What was keeping them up so late? They were comparing notes. Each was witnessing a burgeoning student movement on college campuses to bring sustainably and fairly raised food into dining halls. From coast to coast, a similar energy and enthusiasm seemed to be bubbling up. Galarneau was seeing it in the massive effort to transform university food across California's esteemed public university system. Schwartz was seeing it back in Providence at Brown, where students were getting increasingly vocal about finding sustainable food. And Steel, a leader in the food-justice movement, had a frontline view from the Food Project's youth-run farm in Boston. From their unique perspectives, both sensed that students were hankering to speak up more loudly for sustainable food; they just needed an effective way to do so. Out of this ongoing conversation, the group would launch the Real Food Challenge.

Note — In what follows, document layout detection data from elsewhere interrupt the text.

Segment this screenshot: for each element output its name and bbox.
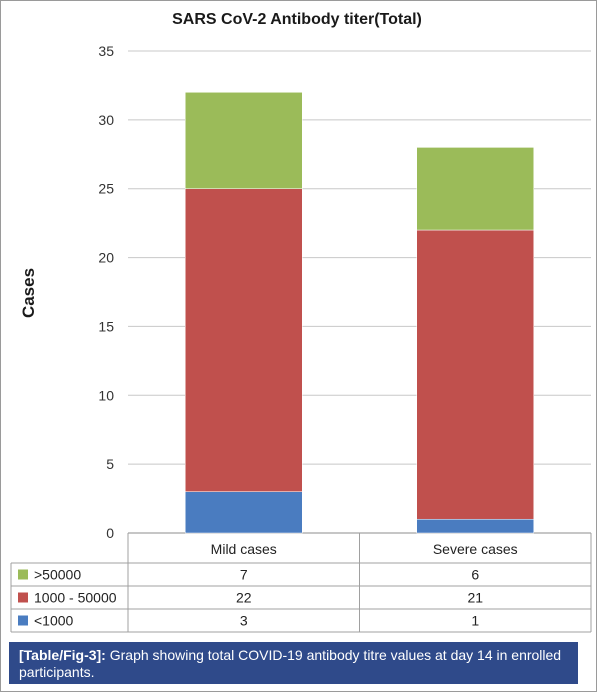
y-tick-label: 30	[98, 112, 114, 128]
legend-label: 1000 - 50000	[34, 590, 117, 606]
y-axis-label: Cases	[19, 268, 38, 318]
bar-segment	[416, 147, 534, 231]
y-tick-label: 35	[98, 43, 114, 59]
legend-label: <1000	[34, 613, 74, 629]
y-tick-labels: 0 5 10 15 20 25 30 35	[98, 43, 114, 541]
bar-segment	[416, 518, 534, 534]
legend-label: >50000	[34, 567, 81, 583]
caption-text: Graph showing total COVID-19 antibody ti…	[19, 647, 562, 680]
bar-segment	[185, 491, 303, 534]
data-table-value: 3	[240, 613, 248, 629]
y-tick-label: 5	[106, 456, 114, 472]
legend-swatch	[18, 592, 28, 603]
y-tick-label: 0	[106, 525, 114, 541]
figure-caption: [Table/Fig-3]: Graph showing total COVID…	[9, 642, 578, 684]
data-table-value: 6	[471, 567, 479, 583]
bar-segment	[416, 229, 534, 520]
bars	[185, 92, 534, 534]
legend-swatch	[18, 569, 28, 580]
data-table-value: 21	[467, 590, 483, 606]
y-tick-label: 20	[98, 250, 114, 266]
category-label: Severe cases	[433, 541, 518, 557]
y-tick-label: 25	[98, 181, 114, 197]
legend-swatch	[18, 615, 28, 626]
data-table-value: 7	[240, 567, 248, 583]
chart-title: SARS CoV-2 Antibody titer(Total)	[172, 11, 422, 28]
data-table: Mild cases Severe cases >50000 7 6 1000 - 500…	[10, 533, 592, 633]
y-tick-label: 10	[98, 387, 114, 403]
stacked-bar-chart: SARS CoV-2 Antibody titer(Total) Cases 0…	[10, 11, 592, 633]
bar-segment	[185, 92, 303, 189]
data-table-value: 1	[471, 613, 479, 629]
data-table-value: 22	[236, 590, 252, 606]
y-tick-label: 15	[98, 318, 114, 334]
category-label: Mild cases	[211, 541, 277, 557]
caption-label: [Table/Fig-3]:	[19, 647, 106, 663]
bar-segment	[185, 188, 303, 492]
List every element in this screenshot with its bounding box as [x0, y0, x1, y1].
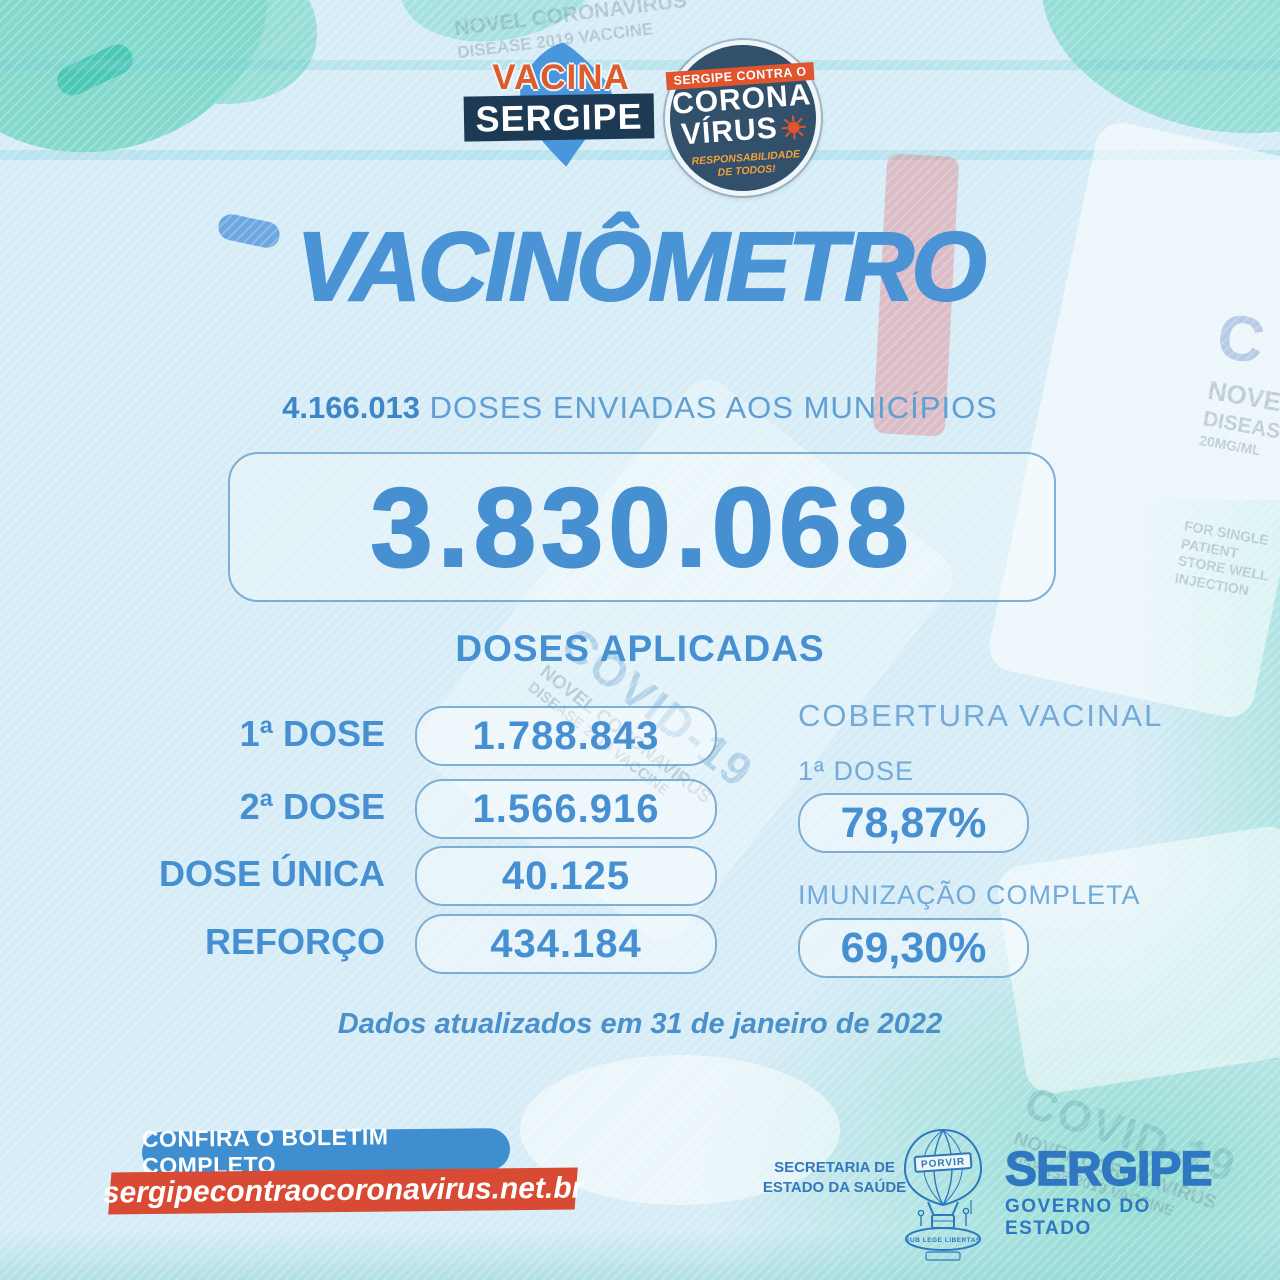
dose-row-value: 1.566.916: [472, 786, 660, 831]
teal-band-bottom: [0, 1230, 1280, 1280]
dose-row-value-box: 40.125: [415, 846, 717, 906]
secretaria-saude-label: SECRETARIA DE ESTADO DA SAÚDE: [762, 1158, 907, 1197]
crest-motto-text: SUB LEGE LIBERTAS: [905, 1237, 981, 1244]
coverage-heading: COBERTURA VACINAL: [798, 698, 1164, 733]
vacina-sergipe-logo: VACINA SERGIPE: [455, 36, 670, 186]
doses-sent-label: DOSES ENVIADAS AOS MUNICÍPIOS: [429, 390, 998, 425]
virus-icon: [781, 115, 806, 140]
sergipe-crest-balloon-icon: PORVIR SUB LEGE LIBERTAS: [903, 1128, 983, 1261]
dose-row-value-box: 1.566.916: [415, 779, 717, 839]
website-link-ribbon[interactable]: sergipecontraocoronavirus.net.br: [103, 1167, 583, 1215]
teal-band-1: [0, 60, 1280, 70]
dose-row-value-box: 1.788.843: [415, 706, 717, 766]
dose-row-label: REFORÇO: [205, 921, 385, 962]
dose-row-label: 2ª DOSE: [239, 786, 385, 827]
sergipe-wordmark: SERGIPE: [475, 95, 643, 139]
vacina-wordmark: VACINA: [492, 58, 630, 97]
dose-row-label: DOSE ÚNICA: [158, 853, 385, 894]
coverage-item-label: IMUNIZAÇÃO COMPLETA: [798, 880, 1141, 910]
crest-banner-text: PORVIR: [921, 1156, 966, 1170]
secretaria-line: SECRETARIA DE: [774, 1159, 895, 1176]
updated-date-note: Dados atualizados em 31 de janeiro de 20…: [337, 1008, 943, 1040]
dose-row-value: 1.788.843: [472, 713, 660, 758]
dose-row-label: 1ª DOSE: [239, 713, 385, 754]
secretaria-line: ESTADO DA SAÚDE: [762, 1178, 907, 1196]
coverage-value-box: 78,87%: [798, 793, 1029, 853]
teal-band-2: [0, 150, 1280, 160]
dose-row-value: 40.125: [501, 853, 631, 898]
page-title: VACINÔMETRO: [295, 212, 987, 321]
doses-sent-line: 4.166.013 DOSES ENVIADAS AOS MUNICÍPIOS: [0, 390, 1280, 426]
sergipe-wordmark-bar: SERGIPE: [463, 93, 655, 142]
boletim-cta-button[interactable]: CONFIRA O BOLETIM COMPLETO: [142, 1123, 511, 1179]
coverage-value-box: 69,30%: [798, 918, 1029, 978]
dose-row-value-box: 434.184: [415, 914, 717, 974]
corona-virus-badge: SERGIPE CONTRA O CORONA VÍRUS RESPONSABI…: [659, 34, 827, 202]
badge-small-text: DE TODOS!: [717, 162, 777, 179]
badge-virus-text: VÍRUS: [680, 111, 779, 151]
website-url: sergipecontraocoronavirus.net.br: [102, 1171, 584, 1210]
dose-row-value: 434.184: [490, 921, 642, 966]
sergipe-government-logo: SERGIPE GOVERNO DO ESTADO: [1004, 1143, 1213, 1240]
gov-name: SERGIPE: [1004, 1143, 1213, 1196]
doses-applied-heading: DOSES APLICADAS: [455, 628, 825, 669]
gov-subtitle: GOVERNO DO ESTADO: [1005, 1196, 1151, 1239]
total-doses-value: 3.830.068: [369, 464, 914, 591]
total-doses-box: 3.830.068: [228, 452, 1056, 602]
coverage-value: 69,30%: [840, 923, 987, 972]
coverage-item-label: 1ª DOSE: [798, 756, 915, 786]
doses-sent-value: 4.166.013: [282, 390, 421, 425]
coverage-value: 78,87%: [840, 798, 987, 847]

The concept is simple, really. Students, some who pay as much as $100,000, or more, for four years at a private college, should have a say in what grub their schools serve--and that food should reflect shared values of fairness and sustainability. The Real Food Challenge provides an organizing tool to empower students to persuade their schools to make the move. Schools that join the challenge pledge to shift at least 20 percent of school food to "real food"--sustainably raised, grown with fairness, and from local and regional farms--by 2020.